UpFRONT
Netcraft's monthly survey (www.netcraft.com) of hosts providing HTTP service has told the story of Apache's long-running leadership ever since the survey began in mid-1995 when Apache weighed in with a share of just a few percents. Late that year, Apache, NCSA and “other” were all tied at around 30%. This was also when Microsoft's IIS came on the scene. Since then Apache and IIS have gained and held the leading two positions, with Apache taking the majority share by a wide margin. While IIS overtook “other” to assume second place in December 1997, with about 20% of all sites surveyed, Apache was already moving past a 50% share.

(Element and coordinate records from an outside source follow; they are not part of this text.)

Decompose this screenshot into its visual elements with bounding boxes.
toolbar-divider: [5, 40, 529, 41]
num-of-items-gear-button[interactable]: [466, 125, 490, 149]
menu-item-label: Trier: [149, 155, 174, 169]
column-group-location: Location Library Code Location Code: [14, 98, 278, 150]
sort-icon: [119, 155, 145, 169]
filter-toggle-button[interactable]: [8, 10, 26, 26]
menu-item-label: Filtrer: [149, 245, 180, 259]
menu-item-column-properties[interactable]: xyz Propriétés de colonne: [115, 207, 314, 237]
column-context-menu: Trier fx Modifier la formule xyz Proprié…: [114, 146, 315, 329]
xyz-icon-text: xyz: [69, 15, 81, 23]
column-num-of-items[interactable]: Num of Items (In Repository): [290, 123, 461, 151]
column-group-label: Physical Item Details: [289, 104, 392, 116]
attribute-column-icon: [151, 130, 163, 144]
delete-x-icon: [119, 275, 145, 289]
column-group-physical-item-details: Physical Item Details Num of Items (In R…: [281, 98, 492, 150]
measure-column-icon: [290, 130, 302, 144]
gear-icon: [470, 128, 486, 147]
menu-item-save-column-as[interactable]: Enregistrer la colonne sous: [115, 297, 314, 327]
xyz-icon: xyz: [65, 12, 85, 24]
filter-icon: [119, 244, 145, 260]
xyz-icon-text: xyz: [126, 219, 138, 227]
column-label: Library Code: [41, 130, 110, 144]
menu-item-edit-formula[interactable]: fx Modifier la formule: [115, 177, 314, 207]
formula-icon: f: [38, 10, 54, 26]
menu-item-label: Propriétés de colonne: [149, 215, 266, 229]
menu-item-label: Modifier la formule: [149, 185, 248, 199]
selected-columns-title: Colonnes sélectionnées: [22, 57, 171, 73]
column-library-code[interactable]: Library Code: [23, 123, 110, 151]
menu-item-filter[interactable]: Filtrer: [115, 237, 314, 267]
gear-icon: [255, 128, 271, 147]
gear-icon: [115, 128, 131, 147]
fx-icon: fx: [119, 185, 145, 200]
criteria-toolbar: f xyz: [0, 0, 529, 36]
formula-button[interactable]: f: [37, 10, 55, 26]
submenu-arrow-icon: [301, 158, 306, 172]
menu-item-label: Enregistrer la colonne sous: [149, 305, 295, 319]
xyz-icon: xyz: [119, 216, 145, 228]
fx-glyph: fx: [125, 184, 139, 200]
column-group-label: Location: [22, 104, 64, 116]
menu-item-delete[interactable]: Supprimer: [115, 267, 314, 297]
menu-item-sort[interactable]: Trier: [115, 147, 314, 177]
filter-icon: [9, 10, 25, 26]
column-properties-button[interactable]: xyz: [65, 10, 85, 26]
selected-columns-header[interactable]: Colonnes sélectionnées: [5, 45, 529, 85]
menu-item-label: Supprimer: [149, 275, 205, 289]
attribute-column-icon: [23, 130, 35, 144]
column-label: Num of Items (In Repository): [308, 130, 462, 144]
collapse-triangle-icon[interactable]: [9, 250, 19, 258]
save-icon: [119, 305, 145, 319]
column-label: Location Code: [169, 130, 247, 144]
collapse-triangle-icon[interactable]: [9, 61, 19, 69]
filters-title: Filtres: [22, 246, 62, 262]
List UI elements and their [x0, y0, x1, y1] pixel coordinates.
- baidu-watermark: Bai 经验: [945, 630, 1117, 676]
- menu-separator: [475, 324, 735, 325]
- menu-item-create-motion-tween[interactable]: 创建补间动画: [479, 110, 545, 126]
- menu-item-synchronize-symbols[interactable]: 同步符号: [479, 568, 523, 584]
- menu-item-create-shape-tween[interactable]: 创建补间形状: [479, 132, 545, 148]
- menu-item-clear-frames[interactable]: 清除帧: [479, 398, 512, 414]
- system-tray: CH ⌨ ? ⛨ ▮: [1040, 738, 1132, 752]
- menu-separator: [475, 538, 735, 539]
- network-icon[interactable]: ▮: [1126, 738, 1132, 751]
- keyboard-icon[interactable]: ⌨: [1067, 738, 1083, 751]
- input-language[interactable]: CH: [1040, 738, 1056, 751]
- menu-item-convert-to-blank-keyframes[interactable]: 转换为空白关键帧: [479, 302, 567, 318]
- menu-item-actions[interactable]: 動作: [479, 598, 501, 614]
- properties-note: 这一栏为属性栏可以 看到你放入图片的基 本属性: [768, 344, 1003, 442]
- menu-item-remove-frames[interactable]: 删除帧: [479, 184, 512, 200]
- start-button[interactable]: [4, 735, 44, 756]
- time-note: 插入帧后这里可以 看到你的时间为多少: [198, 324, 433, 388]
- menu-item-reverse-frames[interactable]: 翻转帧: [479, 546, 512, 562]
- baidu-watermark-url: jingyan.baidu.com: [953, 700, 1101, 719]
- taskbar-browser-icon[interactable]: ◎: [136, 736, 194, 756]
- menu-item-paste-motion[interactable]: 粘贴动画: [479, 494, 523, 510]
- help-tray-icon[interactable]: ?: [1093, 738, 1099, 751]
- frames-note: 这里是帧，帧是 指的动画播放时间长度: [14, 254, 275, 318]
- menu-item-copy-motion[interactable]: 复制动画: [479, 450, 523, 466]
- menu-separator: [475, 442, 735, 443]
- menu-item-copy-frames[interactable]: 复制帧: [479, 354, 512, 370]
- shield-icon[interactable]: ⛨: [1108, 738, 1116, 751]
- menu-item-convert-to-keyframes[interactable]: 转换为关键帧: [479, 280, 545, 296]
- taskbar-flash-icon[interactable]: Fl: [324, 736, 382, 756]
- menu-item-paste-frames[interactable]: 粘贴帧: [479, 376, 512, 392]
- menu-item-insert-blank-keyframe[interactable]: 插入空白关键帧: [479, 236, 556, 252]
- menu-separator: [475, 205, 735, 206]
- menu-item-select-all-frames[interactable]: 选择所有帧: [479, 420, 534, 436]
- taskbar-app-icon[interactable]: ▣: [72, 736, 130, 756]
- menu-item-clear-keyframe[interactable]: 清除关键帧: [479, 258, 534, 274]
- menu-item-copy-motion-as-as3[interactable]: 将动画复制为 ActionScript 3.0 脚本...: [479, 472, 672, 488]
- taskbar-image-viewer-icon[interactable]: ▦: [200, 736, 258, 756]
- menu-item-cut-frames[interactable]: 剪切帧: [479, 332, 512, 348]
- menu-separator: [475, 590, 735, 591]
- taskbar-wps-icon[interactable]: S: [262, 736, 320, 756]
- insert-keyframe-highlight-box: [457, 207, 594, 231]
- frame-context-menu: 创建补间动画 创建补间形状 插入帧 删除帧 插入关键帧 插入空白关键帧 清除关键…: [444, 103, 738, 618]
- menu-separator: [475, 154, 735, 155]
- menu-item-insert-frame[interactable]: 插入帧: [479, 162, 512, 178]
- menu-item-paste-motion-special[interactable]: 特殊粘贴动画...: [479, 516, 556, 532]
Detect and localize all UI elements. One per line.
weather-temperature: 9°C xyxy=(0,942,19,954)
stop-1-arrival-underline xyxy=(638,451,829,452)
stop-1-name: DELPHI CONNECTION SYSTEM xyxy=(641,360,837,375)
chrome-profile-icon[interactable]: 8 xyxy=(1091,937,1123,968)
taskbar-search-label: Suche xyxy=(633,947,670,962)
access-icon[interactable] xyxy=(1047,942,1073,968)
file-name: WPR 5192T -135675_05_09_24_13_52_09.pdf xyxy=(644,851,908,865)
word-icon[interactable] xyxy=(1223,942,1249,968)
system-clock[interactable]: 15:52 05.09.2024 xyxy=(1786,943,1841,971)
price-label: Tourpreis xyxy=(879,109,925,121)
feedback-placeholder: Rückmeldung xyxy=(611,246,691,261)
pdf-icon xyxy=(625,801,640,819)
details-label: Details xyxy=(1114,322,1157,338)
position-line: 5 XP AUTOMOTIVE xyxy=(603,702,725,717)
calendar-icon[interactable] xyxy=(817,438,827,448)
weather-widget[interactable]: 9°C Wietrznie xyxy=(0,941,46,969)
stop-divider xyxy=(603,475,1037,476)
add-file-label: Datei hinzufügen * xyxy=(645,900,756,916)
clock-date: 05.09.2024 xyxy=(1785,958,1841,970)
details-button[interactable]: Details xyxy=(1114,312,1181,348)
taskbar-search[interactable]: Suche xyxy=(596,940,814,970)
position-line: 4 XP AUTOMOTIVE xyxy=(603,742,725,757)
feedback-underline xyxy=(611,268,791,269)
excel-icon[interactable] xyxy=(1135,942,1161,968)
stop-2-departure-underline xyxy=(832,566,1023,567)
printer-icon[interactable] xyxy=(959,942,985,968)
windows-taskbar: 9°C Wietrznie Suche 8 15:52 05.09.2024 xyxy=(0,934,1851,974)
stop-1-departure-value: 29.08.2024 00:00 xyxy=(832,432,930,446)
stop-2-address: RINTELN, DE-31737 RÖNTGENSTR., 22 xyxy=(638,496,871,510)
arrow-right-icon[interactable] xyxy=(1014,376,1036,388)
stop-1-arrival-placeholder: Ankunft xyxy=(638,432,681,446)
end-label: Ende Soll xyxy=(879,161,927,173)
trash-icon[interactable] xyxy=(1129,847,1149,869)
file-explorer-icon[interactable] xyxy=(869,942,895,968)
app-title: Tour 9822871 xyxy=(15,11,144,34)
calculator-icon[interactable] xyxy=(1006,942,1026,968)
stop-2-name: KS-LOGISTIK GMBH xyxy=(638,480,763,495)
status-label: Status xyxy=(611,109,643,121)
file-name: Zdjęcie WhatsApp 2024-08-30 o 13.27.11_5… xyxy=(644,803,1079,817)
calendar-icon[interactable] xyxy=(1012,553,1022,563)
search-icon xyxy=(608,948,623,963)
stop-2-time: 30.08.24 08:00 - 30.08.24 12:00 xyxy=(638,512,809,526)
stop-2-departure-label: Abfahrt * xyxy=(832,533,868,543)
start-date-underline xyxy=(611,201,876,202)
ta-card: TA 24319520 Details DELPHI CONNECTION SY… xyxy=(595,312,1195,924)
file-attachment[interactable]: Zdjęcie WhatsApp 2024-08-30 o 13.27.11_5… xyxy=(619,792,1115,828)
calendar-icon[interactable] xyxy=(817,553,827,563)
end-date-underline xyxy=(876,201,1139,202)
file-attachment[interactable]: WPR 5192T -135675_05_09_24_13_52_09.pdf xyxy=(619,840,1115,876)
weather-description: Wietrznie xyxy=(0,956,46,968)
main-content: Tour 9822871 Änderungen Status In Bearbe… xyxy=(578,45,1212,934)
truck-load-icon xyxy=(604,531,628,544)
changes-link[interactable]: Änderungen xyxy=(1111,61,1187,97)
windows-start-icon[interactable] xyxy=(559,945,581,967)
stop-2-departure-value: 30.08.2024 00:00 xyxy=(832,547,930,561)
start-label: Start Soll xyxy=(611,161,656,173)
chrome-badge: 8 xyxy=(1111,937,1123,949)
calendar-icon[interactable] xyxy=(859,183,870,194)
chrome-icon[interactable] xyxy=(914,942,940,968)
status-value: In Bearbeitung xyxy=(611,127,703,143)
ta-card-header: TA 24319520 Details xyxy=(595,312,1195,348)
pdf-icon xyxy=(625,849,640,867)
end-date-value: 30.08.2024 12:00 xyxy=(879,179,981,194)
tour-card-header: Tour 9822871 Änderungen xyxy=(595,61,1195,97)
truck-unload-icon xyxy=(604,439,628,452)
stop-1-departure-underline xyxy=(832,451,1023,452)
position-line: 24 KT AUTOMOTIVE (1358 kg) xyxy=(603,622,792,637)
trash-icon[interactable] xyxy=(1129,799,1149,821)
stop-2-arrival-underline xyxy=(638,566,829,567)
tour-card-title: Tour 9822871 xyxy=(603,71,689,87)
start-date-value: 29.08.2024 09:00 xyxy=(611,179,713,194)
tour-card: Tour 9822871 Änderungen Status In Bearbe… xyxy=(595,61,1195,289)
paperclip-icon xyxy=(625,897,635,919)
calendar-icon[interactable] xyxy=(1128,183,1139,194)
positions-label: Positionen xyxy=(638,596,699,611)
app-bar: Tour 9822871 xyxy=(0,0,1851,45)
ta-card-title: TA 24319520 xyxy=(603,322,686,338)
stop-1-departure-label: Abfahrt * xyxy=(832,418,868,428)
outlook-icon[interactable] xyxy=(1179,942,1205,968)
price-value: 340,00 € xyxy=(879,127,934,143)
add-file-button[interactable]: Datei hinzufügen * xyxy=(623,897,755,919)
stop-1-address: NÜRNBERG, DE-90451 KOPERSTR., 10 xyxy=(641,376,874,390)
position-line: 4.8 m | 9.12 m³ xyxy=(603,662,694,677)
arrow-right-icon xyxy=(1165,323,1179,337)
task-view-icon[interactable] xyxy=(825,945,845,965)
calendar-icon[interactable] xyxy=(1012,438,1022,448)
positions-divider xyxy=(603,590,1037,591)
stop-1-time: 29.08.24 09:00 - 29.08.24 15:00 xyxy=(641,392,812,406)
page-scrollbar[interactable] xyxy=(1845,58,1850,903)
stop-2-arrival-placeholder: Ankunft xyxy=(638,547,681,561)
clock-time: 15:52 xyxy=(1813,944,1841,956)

The story told since late 1998 has been a pretty stable one. Apache holds a strong 59.67% (down from 60.02%). Microsoft is up from 19.56% to 20.17%. Sun's iPlanet (which includes all the old Netscape servers) is down from 7.15% to 6.92%. But those are just shares of a total that is up for all three. Here are the gains:
Apache: up 590,305—from 12,705,194 to 13,295,499
Microsoft: up 352,960—from 4,140,977 to 4,493,937
iPlanet: up 27,169—from 1,514,106 to 1,541,275
The rising tide lifts even the most competitive boats.
The most interesting news coming out of Netcraft's latest survey concerns uptime. “Hosting locations with at least five popular sites queried several times each week are reported in order of average uptime, and a league table of the fifty sites with the highest uptimes on the Internet is also maintained”, Netcraft reports. The resulting graphs are pretty interesting. We see that Slashdot was rebooting almost daily going into late 1999 when uptime began to move past 60 days. One server has been up since May of this year (we're writing in November). Slashdot right now has a very respectable maximum uptime of almost 190 days and a 90-day moving average of over 120 days. Netcraft reports that Slashdot is running “Apache/1.3.12 (UNIX) mod_perl/1.24 on Linux”. By contrast, Microsoft has a max of 75.22 days and a 90-day moving average of 18.76, running “Microsoft-IIS/5.0 on Windows 2000”. To be fair, however, we can point to Starbucks, which now is past 215 days of uptime since moving to Windows 2000. This is also “the longest uptime of any Windows 2000 site we've seen on the Internet”. The overall record-holder is www.charite.de, which has been up 836.49 days or more than 2.5 years. It's running “Netscape-Commerce/1.1 on IRIX”.
By far the largest hosting site is Exodus Communications, which has 548 sites at just one “netblock” in Santa Clara, California. The four longest-running servers are all for Zope and all run Linux. They're averaging an uptime of 384 days, which also happens to be the entire measured period. Three run “Zope/(unreleased version) ZServer/1.1b1”. The other runs “Apache/1.3.4 (UNIX)”. Also on the Exodus list are smellygig.com (Apache on Solaris, 277 days), cluetrain.com (Apache on Solaris, 258 days), mysql.com (Apache on Linux, 183 days), whitehouse.com (yes, the XXX site, Apache on BSD, 162 days) and slashcode.com (Apache on Linux, 190 days).
Another interesting Netcraft observation concerns “how good the vendors are at running their own kit”. Among the list of hosting locations with the longest uptimes, VA Linux is in sixth place. Sun is at ninth. Microsoft is at 25th.
Netcraft's latest survey information is available at http://www.netcraft.com/survey/.
Disturbing Search Requests (DSR, http://www.searchrequests.weblogs.com/) is a “collaborative weblog dedicated to misleading search requests” that mines the veins of irony found in both site referrer logs and search-engine results derived from link-loving bots and engine algorithms that give maximum value to the most highly linked sites. So, DSR continues,
If you write a weblog on a regular basis, chances are you're going to post quotes from other sites, opinions from other people, etc. But since weblogs are highly linked to and from, they get indexed very well by search engines. So, even if you only once wrote about your hamster, and on the same day mentioned you were wearing a three-piece suit, Google just might list you as No. 1 for “hamster suit”. Now just imagine that you check your referrer logs and you find a query from a search engine, looking for “hamster suit”. This is where this site kicks in.
For example, Dave Bug of Geeklife (http://www.geeklife.com/) found that “Where are all the nice girls?” was not only a search request in his log files, but brought up The Value of Psychotic Experience (deoxy.org/w_value.htm) as a result on Google.
At this writing (November 20), there seems to be agreement among threads both within and linked to DSR, that Google and Yahoo (which uses the Google engine) sometimes exclude DSR from its findings. So we just typed “Disturbing Search Results” into Google, punched the “I'm feeling lucky” button and went straight to the site. Guess this isn't one of those times.